Vancomycin is a glycopeptide antibiotic that is active against staphylococci, streptococci, and other gram-positive bacteria. It is the drug of choice for the treatment of infections due to methicillin-resistant staphylococci, Corynebacterium jeikeium, and multiply resistant strains of Streptococcus pneumoniae. Vancomycin is an alternative treatment for serious staphylococcal and streptococcal infections, including endocarditis, when allergy precludes the use of penicillins and cephalosporins. Vancomycin is bactericidal against most strains of staphylococci and nonenterococcal streptococci. Although rare strains of staphylococci and enterococci that are resistant to Vancomycin have been reported, bacterial resistance has thus far not emerged as a major clinical problem despite widespread use of Vancomycin. When therapy is monitored by periodic determinations of serum concentrations of the drug and rapid infusion rates are avoided, Vancomycin is rarely associated with serious toxicity.
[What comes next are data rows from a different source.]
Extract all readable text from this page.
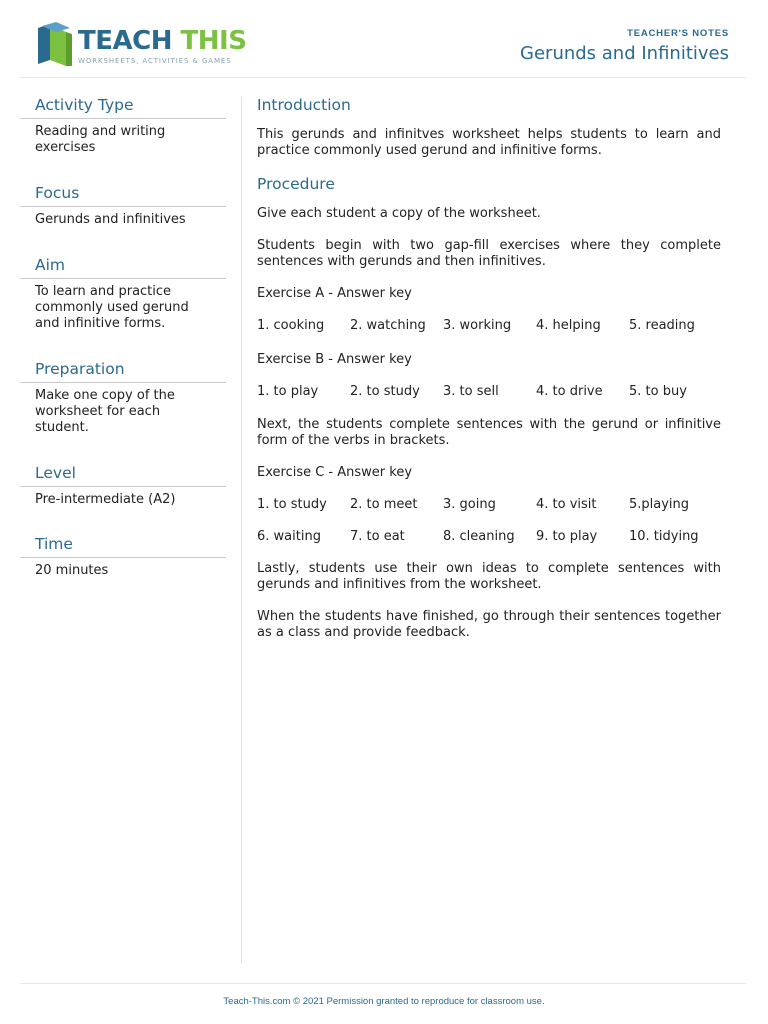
TEACH THIS
WORKSHEETS, ACTIVITIES & GAMES
TEACHER'S NOTES
Gerunds and Infinitives
Activity Type
Reading and writing exercises
Focus
Gerunds and infinitives
Aim
To learn and practice commonly used gerund and infinitive forms.
Preparation
Make one copy of the worksheet for each student.
Level
Pre-intermediate (A2)
Time
20 minutes
Introduction

This gerunds and infinitves worksheet helps students to learn and practice commonly used gerund and infinitive forms.

Procedure

Give each student a copy of the worksheet.

Students begin with two gap-fill exercises where they complete sentences with gerunds and then infinitives.

Exercise A - Answer key

1. cooking 2. watching 3. working 4. helping 5. reading

Exercise B - Answer key

1. to play 2. to study 3. to sell	4. to drive 5. to buy

Next, the students complete sentences with the gerund or infinitive form of the verbs in brackets.

Exercise C - Answer key

1. to study 2. to meet 3. going	4. to visit 5.playing
6. waiting 7. to eat	8. cleaning 9. to play 10. tidying

Lastly, students use their own ideas to complete sentences with gerunds and infinitives from the worksheet.

When the students have finished, go through their sentences together as a class and provide feedback.

Teach-This.com © 2021 Permission granted to reproduce for classroom use.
The pharmacokinetic and pharmacodynamic properties of Vancomycin
Clin Infect Dis 2006 Jan 1;42 Suppl 1:S35-9.PMID:16323118DOI:10.1086/491712.
Vancomycin is one of only a few antibiotics available to treat patients infected with methicillin-resistant Staphylococcus aureus and methicillin-resistant, coagulase-negative Staphylococcus species. Therefore, understanding the clinical implications of the pharmacokinetic and pharmacodynamic properties of Vancomycin is a necessity for clinicians. Vancomycin is a concentration-independent antibiotic (also referred to as a "time-dependent" antibiotic), and there are factors that affect its clinical activity, including variable tissue distribution, inoculum size, and emerging resistance. This article reviews the pharmacokinetic and pharmacodynamic data related to Vancomycin and discusses such clinical issues as toxicities and serum concentration monitoring.
Vancomycin: a history
Clin Infect Dis 2006 Jan 1;42 Suppl 1:S5-12.PMID:16323120DOI:10.1086/491709.
Vancomycin became available for clinical use >50 years ago but was soon discarded in favor of other antibiotics that were deemed to be more efficacious and less toxic. The advent of pseudomembranous enterocolitis, coupled with the spread of methicillin-resistant Staphylococcus aureus, led to a resurgence in the use of Vancomycin. Almost immediately, concerns arose with regard to its therapeutic utility. In addition, resistance to Vancomycin developed, first in enterococci and later in staphylococci. Several types of resistance have now been identified, each with a unique effect on infections treated with Vancomycin. Recent studies have rekindled interest in the best way to administer the antibiotic. The findings of future studies may result in a return to measuring levels of Vancomycin in serum, to assure a successful therapeutic outcome.
A Moving Target-Vancomycin Therapeutic Monitoring
J Pediatric Infect Dis Soc 2020 Sep 17;9(4):474-478.PMID:32716487DOI:10.1093/jpids/piaa078.
Therapeutic drug monitoring (TDM) has been a common practice to optimize efficacy and safety of Vancomycin. While Vancomycin trough-only TDM has widely been integrated into pediatric clinical practice since 2009, recently updated Vancomycin TDM guidelines published in March 2020 recommend area under the curve (AUC) based TDM for Vancomycin instead of trough-only TDM. In this review, we discuss the rationale behind the change in TDM recommendations, describe two approaches for calculating Vancomycin AUC in clinical practice, and address considerations for integrating Vancomycin AUC TDM into pediatric clinical practice. Our primary goal is to provide pediatric clinicians with a resource for implementing Vancomycin AUC monitoring into clinical care.